Detecting duplicate and near-duplicate files - (deprecated) SEM Research Topics forum at WebmasterWorld - WebmasterWorld

Forum Moderators: open

Message Too Old, No Replies

Detecting duplicate and near-duplicate files

Google patent - Henzinger & Pugh

vitaplease

8:34 am on Jan 9, 2004 (gmt 0)

WebmasterWorld Senior Member

10+ Year Member

Detecting duplicate and near-duplicate files [patft.uspto.gov] - December 2, 2003

Inventors: Pugh; William (Kensington, MD); Henzinger; Monika H. (Menlo Park, CA)
Assignee: Google, Inc. (Mountain View, CA)
Filed: January 24, 2001

Filed while ago, but I did not see a mentioning of it here yet.

amongst others:

...In response to the detected duplicate documents, the present invention may also function to eliminate duplicate documents (e.g., keeping the one with best PageRank, with best trust of host, that is the most recent) Alternatively, the present invention may function to generate clusters of near-duplicate documents, in which a transitive property is assumed (i.e., if document A is a near-duplicate of document B, and document B is a near-duplicate of document C, then document A is considered a near-duplicate of document C). Each document may have an identifier for identifying a cluster with which it is associated. In this alternative, in response to a search query, if two candidate result documents belong to the same cluster and if the two candidate result documents match the query equally well (e.g., have the same title and/or snippet) if both appear in the same group of results (e.g., first page), only the one deemed more likely to be relevant (e.g., by virtue of a high PageRank, being more recent, etc.) is returned...

I found the part with the "best trust of host" interesting.

brotherhood of LAN

8:45 am on Jan 9, 2004 (gmt 0)

WebmasterWorld Senior Member

10+ Year Member

Top Contributors Of The Month

>interesting

A lot of people talk about "penalties", on the flip side, those who rank higher could be "more trustworthy".

hashing each of the extracted parts to generate a hash value for each of the extracted parts....
The method of claim 15 wherein the act of determining a fingerprint uses a hashing function with a low probability of collision

I wonder if the hash includes HTML markup, extra spaces, added word at beginning/end etc. Either way the "low probability of collision" sounds worrying, considering how many permutations there can be of putting words in a sentence, in a given order, they must have a very good way of hashing it into a 4/8/whatever byte number :)

zgb999

10:47 am on Jan 9, 2004 (gmt 0)

10+ Year Member

I checked one of the articles mentioned in the patent:
Some applications of Rabin's fingerprinting method [citeseer.nj.nec.com]
[pdf file]

But I couldn't find the other article mentioned in the patent:
M. O. Rabin. Fingerprinting by random polynomials. Center for Research in
Computing Technology, Harvard University, Report TR-15-81, 1981.

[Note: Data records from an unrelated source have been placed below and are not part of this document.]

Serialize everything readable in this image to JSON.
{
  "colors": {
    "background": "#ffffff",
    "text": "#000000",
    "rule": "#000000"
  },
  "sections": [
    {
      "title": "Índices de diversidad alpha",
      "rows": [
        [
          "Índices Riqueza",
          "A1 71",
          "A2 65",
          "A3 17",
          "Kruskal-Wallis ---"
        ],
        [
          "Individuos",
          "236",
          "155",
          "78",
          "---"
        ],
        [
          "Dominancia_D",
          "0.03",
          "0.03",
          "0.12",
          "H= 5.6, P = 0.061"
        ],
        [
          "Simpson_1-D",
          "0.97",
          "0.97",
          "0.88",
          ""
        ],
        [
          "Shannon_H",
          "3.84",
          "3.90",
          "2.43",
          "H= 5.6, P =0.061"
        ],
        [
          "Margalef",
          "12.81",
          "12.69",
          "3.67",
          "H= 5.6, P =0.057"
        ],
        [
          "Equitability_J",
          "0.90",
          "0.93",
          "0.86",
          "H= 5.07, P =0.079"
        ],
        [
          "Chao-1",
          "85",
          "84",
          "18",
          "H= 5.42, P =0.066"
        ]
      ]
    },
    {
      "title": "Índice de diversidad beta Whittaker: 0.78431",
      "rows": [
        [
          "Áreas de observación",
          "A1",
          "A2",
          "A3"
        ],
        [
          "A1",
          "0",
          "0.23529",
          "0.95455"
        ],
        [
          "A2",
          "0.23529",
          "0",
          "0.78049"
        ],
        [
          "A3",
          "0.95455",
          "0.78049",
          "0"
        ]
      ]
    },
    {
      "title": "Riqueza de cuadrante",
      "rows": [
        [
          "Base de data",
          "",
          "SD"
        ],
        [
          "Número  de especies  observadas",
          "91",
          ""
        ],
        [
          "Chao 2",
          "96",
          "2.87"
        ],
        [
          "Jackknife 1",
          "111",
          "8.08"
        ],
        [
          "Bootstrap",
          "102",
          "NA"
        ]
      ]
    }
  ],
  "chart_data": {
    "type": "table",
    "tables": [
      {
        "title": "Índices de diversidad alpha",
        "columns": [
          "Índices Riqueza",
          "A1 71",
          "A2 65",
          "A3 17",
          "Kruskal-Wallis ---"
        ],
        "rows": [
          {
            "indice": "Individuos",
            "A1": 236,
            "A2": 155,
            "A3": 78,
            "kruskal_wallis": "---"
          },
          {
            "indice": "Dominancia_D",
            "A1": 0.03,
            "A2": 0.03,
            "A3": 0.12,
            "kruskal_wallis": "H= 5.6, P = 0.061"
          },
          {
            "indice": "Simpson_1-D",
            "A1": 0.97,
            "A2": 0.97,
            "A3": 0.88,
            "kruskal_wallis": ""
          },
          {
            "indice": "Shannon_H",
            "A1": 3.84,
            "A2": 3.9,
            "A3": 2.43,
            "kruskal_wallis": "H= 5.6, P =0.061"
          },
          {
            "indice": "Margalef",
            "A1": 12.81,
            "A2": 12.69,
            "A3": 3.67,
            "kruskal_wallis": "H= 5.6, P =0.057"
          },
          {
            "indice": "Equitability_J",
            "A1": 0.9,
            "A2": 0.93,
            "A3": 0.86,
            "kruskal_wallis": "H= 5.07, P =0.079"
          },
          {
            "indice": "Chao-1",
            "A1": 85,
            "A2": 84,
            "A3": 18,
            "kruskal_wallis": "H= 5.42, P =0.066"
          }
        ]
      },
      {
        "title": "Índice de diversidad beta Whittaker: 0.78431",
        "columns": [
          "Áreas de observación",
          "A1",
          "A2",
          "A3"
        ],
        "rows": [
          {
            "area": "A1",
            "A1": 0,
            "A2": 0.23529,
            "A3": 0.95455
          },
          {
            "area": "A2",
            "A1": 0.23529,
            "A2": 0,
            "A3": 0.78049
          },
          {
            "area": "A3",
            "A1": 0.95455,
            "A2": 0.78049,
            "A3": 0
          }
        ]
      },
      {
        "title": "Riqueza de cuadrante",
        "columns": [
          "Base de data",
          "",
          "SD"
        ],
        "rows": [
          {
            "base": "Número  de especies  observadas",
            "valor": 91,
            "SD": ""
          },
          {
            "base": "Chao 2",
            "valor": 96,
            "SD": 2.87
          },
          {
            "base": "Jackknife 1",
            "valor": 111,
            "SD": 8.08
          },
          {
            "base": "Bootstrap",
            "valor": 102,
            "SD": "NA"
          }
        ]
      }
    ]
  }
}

Though I have to admit that I didn't understand too much from the first article I wonder if anybody knows where to find the second one.

Even better: Can anybody explain how the fingerprints are generated and how the documents are compared?

As far as I understood so far all words (e.g. in the body text of a html document) are counted and if there is another document that has for most of the words in that document the same word count then it is considered as near duplicate.

Is that correct?

[edited by: msgraph at 3:00 pm (utc) on Jan. 9, 2004]
[edit reason] fixed link [/edit]

Smiley

9:27 am on Jan 12, 2004 (gmt 0)

10+ Year Member

>I found the part with the "best trust of host" interesting.

I agree, any ideas how "best trust of host" can be determined?

contrast compare

5:27 am on Jan 13, 2004 (gmt 0)

10+ Year Member

Where can you find all of these google patents? Id like to read them all. ;)

zgb999

10:29 am on Jan 13, 2004 (gmt 0)

10+ Year Member

I just got the Axandra Newsletter today that covers all patents issued in 2003 to search engines. This might answer part of your question:
[axandra.com ]

George

8:09 pm on Jan 19, 2004 (gmt 0)

WebmasterWorld Senior Member

10+ Year Member

Funny, "best trust of host," hit me between the eyes too.
I had a bit of a think about how they could be split:

1 Free
2 Commercial

Is there another way?
Would Demon in the UK suffer for example, as there are so many domains on asn IP?
Would one domain to one IP address be considered more trustworthy?
Or would it be a function of the links into an IP address, or C Class?
Or links out? (less likely perhaps)

There can only be a limited number of ways of judging it though. Anything to add?